|Ceasefire leader: Changes
get China's blessings
It was clear the latest reshuffle in Burma's top leadership was
affected following the green light by Beijing, said a leader of
a ceasefire groups from northern Shan State yesterday.
"Gen Maung Aye's visit to China (from 17-22 August), I think,
is very indicative," said the 50-year old former resistance
fighter, who requested anonymity. "China, to my knowledge,
has been very much supportive of Gen Khin Nyunt, to the extent of
granting him asylum in their country had things turned out for the
worst in Burma. Any attempt to remove him, I believe , will not
be taken kindly by Beijing."
It means, in practive, that Wa and other former pro-communist rebel
groups that had signed ceasefire with Rangoon, need not concern
about its breakdown at least in the foreseeable future, according
to him. "Gen Khin Nyunt, through his deputy, urged us to maintain
our cooperation with the Burmese military," he said.

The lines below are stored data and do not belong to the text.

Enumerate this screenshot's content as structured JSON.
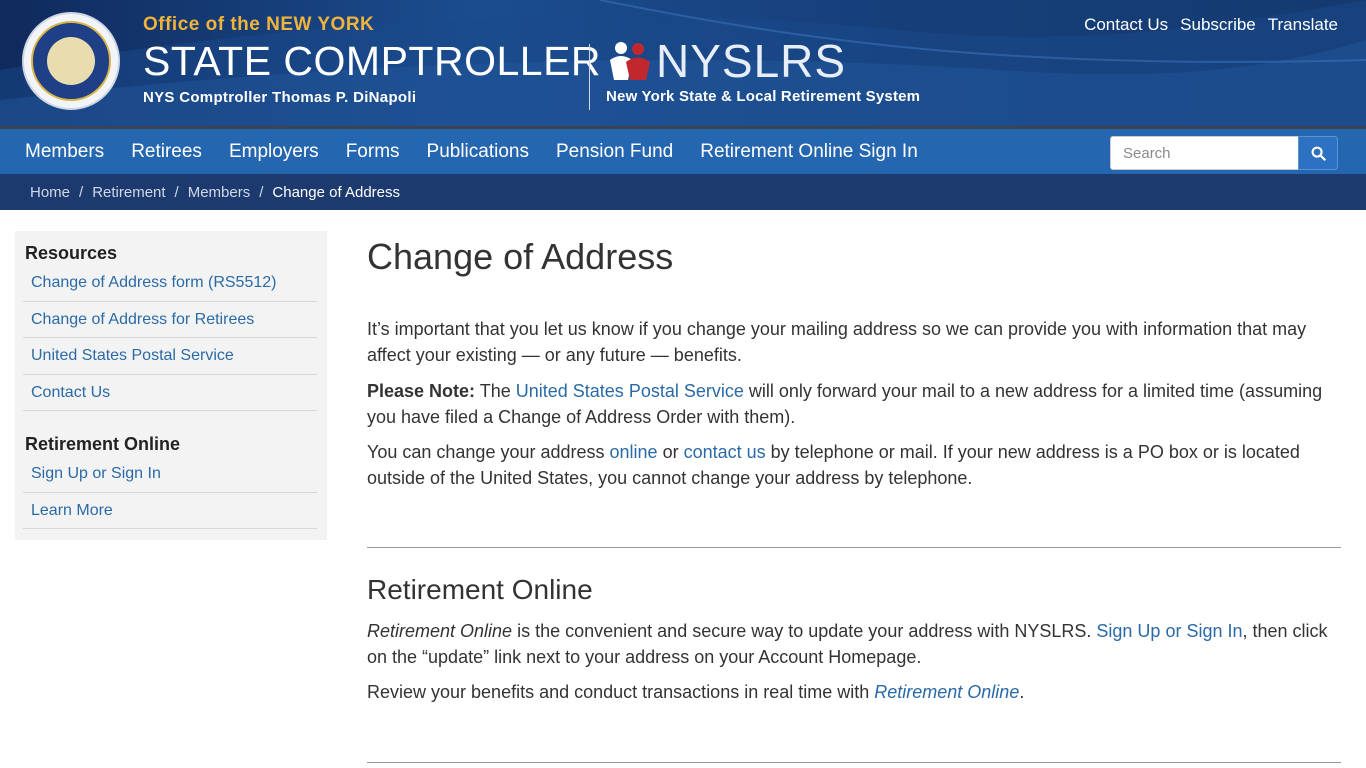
{
  "header": {
    "office_line": "Office of the NEW YORK",
    "title": "STATE COMPTROLLER",
    "subtitle": "NYS Comptroller Thomas P. DiNapoli",
    "nyslrs_logo": "NYSLRS",
    "nyslrs_subtitle": "New York State & Local Retirement System",
    "seal_icon": "new-york-state-seal-icon",
    "utility_links": [
      "Contact Us",
      "Subscribe",
      "Translate"
    ]
  },
  "nav": {
    "items": [
      "Members",
      "Retirees",
      "Employers",
      "Forms",
      "Publications",
      "Pension Fund",
      "Retirement Online Sign In"
    ],
    "search_placeholder": "Search",
    "search_icon": "search-icon"
  },
  "breadcrumb": {
    "items": [
      "Home",
      "Retirement",
      "Members"
    ],
    "current": "Change of Address",
    "separator": "/"
  },
  "sidebar": {
    "resources_heading": "Resources",
    "resources": [
      "Change of Address form (RS5512)",
      "Change of Address for Retirees",
      "United States Postal Service",
      "Contact Us"
    ],
    "ro_heading": "Retirement Online",
    "ro_links": [
      "Sign Up or Sign In",
      "Learn More"
    ]
  },
  "main": {
    "title": "Change of Address",
    "p1": "It’s important that you let us know if you change your mailing address so we can provide you with information that may affect your existing — or any future — benefits.",
    "p2_label": "Please Note:",
    "p2_pre": " The ",
    "p2_link": "United States Postal Service",
    "p2_post": " will only forward your mail to a new address for a limited time (assuming you have filed a Change of Address Order with them).",
    "p3_pre": "You can change your address ",
    "p3_link1": "online",
    "p3_mid": " or ",
    "p3_link2": "contact us",
    "p3_post": " by telephone or mail. If your new address is a PO box or is located outside of the United States, you cannot change your address by telephone.",
    "section_title": "Retirement Online",
    "p4_em": "Retirement Online",
    "p4_mid": " is the convenient and secure way to update your address with NYSLRS. ",
    "p4_link": "Sign Up or Sign In",
    "p4_post": ", then click on the “update” link next to your address on your Account Homepage.",
    "p5_pre": "Review your benefits and conduct transactions in real time with ",
    "p5_link": "Retirement Online",
    "p5_post": "."
  },
  "colors": {
    "header_blue": "#163f7a",
    "nav_blue": "#2566b0",
    "breadcrumb_blue": "#1c3a6e",
    "accent_gold": "#f0b43a",
    "link_blue": "#2a6aa6"
  }
}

The 9 ceasefire groups representatives had not met the all powerful
Military Intelligence chief on the appointed date on Saturday, 16
August, but only his deputy Maj Gen Kyaw Win.
As to the reports of Burmese army's protracted preparations in
the north last month ostensively against the Wa, as China's People's
Liberation Army took up positions along the Sino-Burma border, he
commented without elaboration, "That was Rangoon's signal to
both Bangkok and Washington: The Wa issue could be dealt with not
through Rangoon but through Beijing since Wa are its proteges."
A well-connected businessman in Tachilek also informed that he
noticed nothing irregular in the authorities' conduct of their affairs
following the surprise announcement on Monday, 25 August, that appointed
Gen Khin Nyunt as the new prime minster and Lt-Gen Soe Win as the
ruling military council's new secretary-1 in his place. "Believe
me," he assured S.H.A.N., "the so-called change has taken
place with the sole aim to lure the rest of the world into believing
that from this day on, everything is going to be better. But I'm
sure nothing essentially is going to change."
He added with a laugh: "You may call it old wine in a new
bottle. But, to me, who doesn't like to drink, it's old stew in
a new bowl."
Rangoon's Monday announcement has set tongues wagging as to whether
or not Gen Khin Nyunt's new appointment was essentially a demotion
or a promotion and whether or not it augurs well for the much anticipated
peace and reconciliation process in the strife-torn Burma.